Department of Special Education and Communication Disorders


Date of this Version



Published in American Journal of Audiology, Vol. 18, pp. 108–113 (December 2009). This is a US Government work and is not subject to copyright in the USA.


PURPOSE: Recent research on head shake posturography has demonstrated a modest increase in sensitivity to identifying peripheral vestibular system asymmetry when horizontal head movements were added to portions of the standard Sensory Organization Test (SOT) battery. However, limitations with respect to the head shake protocol were outlined, and usable data for assessing performance could not be established. The purpose of this study was to test a change in protocol for use of head shake SOT to address the noted limitations.
METHOD: Forty participants ranging in age from 20 to 79 years with no history of dizziness completed Conditions 2 and 5 of the SOT portion of computerized dynamic posturography on EquiTest equipment, while maintaining head still as well as 4 horizontal head movement velocity tasks.
RESULTS: Slope of a linear regression fit to 6 performance points was used to characterize each participant.

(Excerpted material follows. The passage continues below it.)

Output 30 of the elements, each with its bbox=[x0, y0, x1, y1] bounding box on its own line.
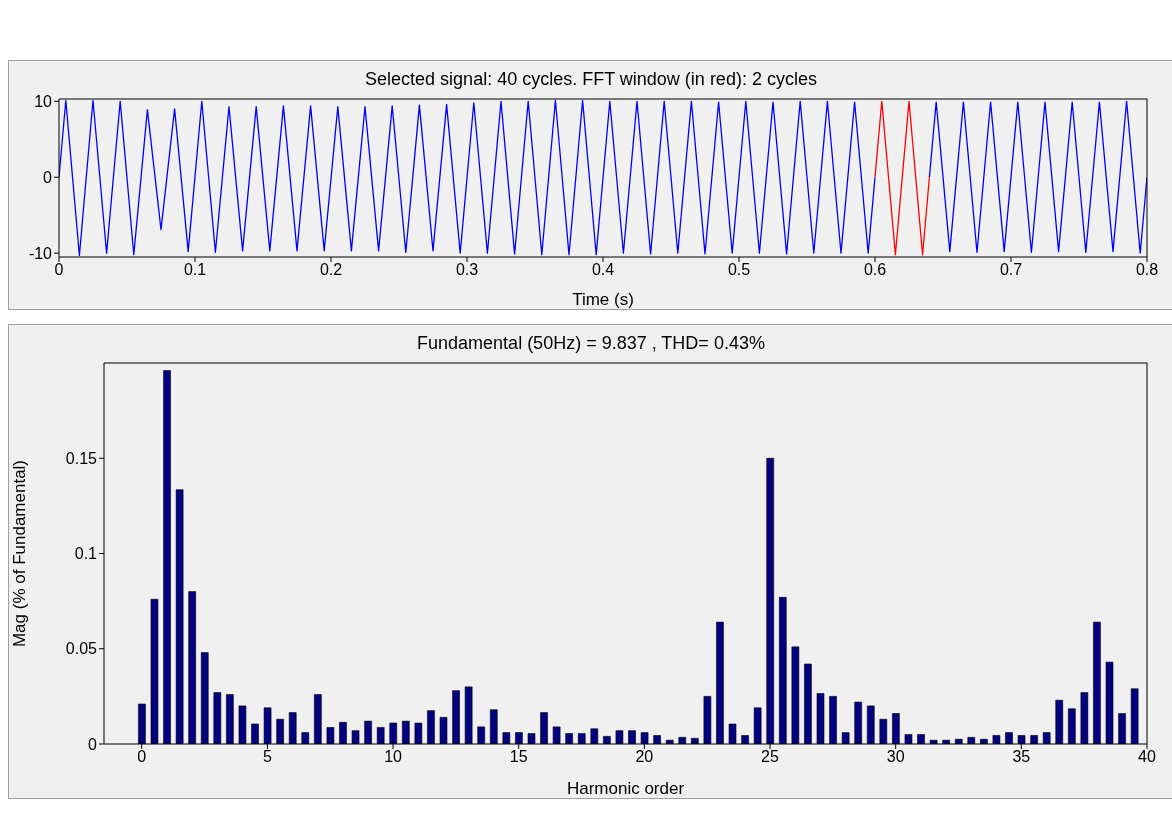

Spearman's ranked correlation (r) indicated a significant relationship between the slope of the line representing a decline in performance with age (r = -.52, p = .0006).
CONCLUSIONS: The head shake modification showed a trend in increasing the separation of normal individuals across age and eliminated the limitations addressed in earlier research. Future research will investigate the head shake modification for identifying vestibular peripheral system asymmetries.